Só que ainda não tive tempo de falar aqui do Prémio Camões deste ano (29ª
edição) atribuído, no passado dia 8, ao poeta Manuel Alegre. E muito
justamente.
Ao lado de poetas e escritores portugueses de alto nível como Miguel Torga,
Vergílio Ferreira, Saramago, Eduardo Lourenço, Agustina, Lobo Antunes, Sophia e
de muitos outros grandes cultores da Língua Portuguesa do Brasil, de
Moçambique, de Cabo-Verde, Manuel Alegre entra para esta galeria aos 81 anos de
idade e mais de 50 de escrita publicada.
O que mais me encanta nesta atribuição é o cruzamento constante da sua
poesia – tantas vezes épica – com a do nosso poeta maior. Como Camões, também
Alegre foi um poeta exilado.
Lusíada Exilado
(…)
Há nevoeiro em mim. Dentro de abril dezembro.

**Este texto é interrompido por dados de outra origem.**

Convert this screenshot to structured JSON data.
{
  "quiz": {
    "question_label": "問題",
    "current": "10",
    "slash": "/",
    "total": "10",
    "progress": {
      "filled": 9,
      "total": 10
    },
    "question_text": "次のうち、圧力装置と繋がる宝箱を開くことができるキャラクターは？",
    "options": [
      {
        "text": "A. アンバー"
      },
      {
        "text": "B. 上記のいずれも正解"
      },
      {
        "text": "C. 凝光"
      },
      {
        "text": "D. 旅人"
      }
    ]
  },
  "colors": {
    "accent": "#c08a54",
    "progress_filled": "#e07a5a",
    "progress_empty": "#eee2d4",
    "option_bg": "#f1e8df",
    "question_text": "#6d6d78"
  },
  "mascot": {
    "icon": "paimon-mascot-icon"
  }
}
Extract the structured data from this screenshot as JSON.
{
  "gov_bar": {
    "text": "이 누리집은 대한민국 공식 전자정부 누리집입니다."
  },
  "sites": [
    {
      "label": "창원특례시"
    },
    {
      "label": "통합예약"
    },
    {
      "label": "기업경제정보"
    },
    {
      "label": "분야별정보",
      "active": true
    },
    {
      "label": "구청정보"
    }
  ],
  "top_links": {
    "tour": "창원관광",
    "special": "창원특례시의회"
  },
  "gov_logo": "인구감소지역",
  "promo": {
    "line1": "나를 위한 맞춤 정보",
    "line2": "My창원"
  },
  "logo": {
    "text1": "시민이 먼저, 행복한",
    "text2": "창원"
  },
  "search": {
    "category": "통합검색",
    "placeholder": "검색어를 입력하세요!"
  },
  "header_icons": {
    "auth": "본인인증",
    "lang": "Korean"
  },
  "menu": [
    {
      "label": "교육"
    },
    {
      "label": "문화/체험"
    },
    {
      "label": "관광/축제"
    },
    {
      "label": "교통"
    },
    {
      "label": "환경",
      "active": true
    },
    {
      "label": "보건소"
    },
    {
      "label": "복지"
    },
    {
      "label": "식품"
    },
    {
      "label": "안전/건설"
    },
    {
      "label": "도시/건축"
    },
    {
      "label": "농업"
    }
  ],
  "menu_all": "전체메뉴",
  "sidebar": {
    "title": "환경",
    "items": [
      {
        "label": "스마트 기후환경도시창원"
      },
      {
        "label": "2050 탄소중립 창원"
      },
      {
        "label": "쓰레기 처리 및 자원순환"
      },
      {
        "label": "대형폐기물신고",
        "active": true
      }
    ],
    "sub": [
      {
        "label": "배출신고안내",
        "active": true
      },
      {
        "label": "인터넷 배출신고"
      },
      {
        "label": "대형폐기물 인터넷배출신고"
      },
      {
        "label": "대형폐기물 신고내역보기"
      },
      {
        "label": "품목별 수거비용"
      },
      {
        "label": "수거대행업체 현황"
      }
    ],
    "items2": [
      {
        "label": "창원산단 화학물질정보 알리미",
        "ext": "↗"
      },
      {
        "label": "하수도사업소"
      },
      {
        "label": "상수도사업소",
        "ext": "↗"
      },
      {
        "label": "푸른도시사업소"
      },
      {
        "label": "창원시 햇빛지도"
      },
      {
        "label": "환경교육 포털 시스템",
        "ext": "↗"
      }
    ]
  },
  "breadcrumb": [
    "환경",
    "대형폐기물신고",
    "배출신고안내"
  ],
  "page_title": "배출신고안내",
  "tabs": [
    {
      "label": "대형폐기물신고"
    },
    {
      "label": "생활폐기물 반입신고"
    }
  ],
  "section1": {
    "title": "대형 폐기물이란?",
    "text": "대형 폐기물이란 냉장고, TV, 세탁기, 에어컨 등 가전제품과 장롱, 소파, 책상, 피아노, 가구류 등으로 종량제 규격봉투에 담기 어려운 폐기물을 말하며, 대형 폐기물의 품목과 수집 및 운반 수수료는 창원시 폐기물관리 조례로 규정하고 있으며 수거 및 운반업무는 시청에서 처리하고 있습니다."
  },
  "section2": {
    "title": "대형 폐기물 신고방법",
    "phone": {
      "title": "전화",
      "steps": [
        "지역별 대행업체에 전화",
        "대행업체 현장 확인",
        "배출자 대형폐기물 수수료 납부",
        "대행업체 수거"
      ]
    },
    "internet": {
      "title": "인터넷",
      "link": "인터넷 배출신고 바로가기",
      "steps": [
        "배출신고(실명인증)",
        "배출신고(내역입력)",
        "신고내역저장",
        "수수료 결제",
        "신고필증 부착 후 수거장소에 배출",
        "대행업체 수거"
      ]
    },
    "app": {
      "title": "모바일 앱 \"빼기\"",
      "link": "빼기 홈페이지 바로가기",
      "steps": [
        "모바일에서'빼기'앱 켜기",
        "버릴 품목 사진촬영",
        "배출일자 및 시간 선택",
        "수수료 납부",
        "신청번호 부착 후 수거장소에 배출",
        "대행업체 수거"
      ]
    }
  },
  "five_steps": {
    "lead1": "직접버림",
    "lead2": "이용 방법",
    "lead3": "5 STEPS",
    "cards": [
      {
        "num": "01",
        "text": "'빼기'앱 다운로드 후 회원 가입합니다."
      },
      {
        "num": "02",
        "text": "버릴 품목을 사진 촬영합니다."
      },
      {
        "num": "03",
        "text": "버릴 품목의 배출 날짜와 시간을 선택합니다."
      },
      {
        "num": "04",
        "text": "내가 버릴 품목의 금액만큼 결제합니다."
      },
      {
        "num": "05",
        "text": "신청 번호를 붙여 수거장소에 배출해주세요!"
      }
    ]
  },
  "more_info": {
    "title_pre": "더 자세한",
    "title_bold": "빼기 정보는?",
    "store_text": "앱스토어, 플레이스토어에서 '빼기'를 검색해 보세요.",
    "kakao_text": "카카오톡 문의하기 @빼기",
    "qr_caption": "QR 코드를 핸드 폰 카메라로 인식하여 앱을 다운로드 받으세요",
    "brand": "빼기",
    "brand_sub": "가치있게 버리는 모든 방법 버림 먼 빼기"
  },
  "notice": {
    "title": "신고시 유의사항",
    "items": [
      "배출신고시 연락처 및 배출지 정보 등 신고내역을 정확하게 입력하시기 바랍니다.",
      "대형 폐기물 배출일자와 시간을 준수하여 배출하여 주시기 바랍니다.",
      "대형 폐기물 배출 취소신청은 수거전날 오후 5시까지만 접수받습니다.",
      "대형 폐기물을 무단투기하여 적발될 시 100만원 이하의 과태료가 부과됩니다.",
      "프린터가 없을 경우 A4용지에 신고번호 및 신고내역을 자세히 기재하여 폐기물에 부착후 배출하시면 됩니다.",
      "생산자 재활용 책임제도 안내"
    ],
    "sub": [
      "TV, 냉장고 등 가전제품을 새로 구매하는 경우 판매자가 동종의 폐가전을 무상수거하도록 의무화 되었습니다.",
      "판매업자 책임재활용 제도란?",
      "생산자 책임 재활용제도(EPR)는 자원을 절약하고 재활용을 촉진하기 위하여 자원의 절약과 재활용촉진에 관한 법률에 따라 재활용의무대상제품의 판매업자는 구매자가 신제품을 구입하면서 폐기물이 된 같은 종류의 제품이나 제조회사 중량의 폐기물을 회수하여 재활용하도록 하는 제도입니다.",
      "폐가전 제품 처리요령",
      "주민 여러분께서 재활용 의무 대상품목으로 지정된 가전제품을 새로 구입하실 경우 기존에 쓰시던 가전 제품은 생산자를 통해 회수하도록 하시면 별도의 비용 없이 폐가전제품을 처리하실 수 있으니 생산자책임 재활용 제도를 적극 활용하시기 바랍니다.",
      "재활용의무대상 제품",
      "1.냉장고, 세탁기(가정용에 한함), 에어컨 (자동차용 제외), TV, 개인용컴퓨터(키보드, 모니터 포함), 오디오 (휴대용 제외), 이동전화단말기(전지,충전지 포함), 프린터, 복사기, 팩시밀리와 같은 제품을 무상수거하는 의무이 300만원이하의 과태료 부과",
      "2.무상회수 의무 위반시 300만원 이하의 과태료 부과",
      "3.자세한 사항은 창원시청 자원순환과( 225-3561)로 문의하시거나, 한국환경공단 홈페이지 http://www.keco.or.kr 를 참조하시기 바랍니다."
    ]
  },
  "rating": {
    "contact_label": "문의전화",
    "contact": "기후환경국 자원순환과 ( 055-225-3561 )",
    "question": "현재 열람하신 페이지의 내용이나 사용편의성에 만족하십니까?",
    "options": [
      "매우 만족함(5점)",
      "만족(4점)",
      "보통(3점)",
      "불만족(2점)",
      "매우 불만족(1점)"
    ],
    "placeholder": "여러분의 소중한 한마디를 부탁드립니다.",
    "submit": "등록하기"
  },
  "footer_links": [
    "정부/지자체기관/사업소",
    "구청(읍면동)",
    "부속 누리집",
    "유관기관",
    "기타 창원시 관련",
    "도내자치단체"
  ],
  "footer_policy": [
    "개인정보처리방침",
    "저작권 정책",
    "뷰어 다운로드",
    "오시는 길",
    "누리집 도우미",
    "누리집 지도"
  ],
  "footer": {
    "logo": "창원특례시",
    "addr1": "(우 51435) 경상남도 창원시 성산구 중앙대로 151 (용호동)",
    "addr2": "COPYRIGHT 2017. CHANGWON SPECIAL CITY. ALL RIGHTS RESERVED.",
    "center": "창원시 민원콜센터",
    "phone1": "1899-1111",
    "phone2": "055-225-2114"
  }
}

Quem nunca fui é um grito na memória.
E há um naufrágio em mim se de quem fui me lembro
há uma história por contar na minha história.
Trago no rosto a marca do chicote.
Cicatrizes as minha condecorações.
Nas minhas mãos é que é verdade D. Quixote
trago na boca um verso de Camões.
Sou este camponês que foi ao mar
lavrou as ondas e mondou a espuma
e andou achando como a vindimar
terra plantada sobre o vento e a bruma.
Sou este marinheiro que ficou em terra
lavrando a mágoa como se lavrar
não fosse mais do que a perdida guerra
entre o não ser na terra e o ser no mar.
(…)
Eu que fundei Lisboa e ando a perdê-la em cada
viagem. (Pátria-Penélope bordando à espera.)
Eu que já fui Ulisses. (Ai do lusíada:
roubaram-lhe Lisboa e a primavera.)
Eu que trago no corpo a marca do chicote
eu que trago na boca um verso de Camões
eu é que sou capaz de ser o D. Quixote
que nunca mais confunda moinhos e ladrões.
Eu que fiz tudo e nunca tive nada
eu que trago nas mãos o meu país
eu que sou esta árvore arrancada
este lusíada sem pátria em Paris.
Eu que não tenho o mar nem Portugal.
(E foi meu sangue o vinho meu suor o pão.)
Eu que só tenho as lágrimas de sal
que me deixou el-rei Sebastião.
Lusíada exilado. (E em Portugal: muralhas.)
Se eu agora morresse sabia por quê.
Venham tormentas e punhais. Quero batalhas.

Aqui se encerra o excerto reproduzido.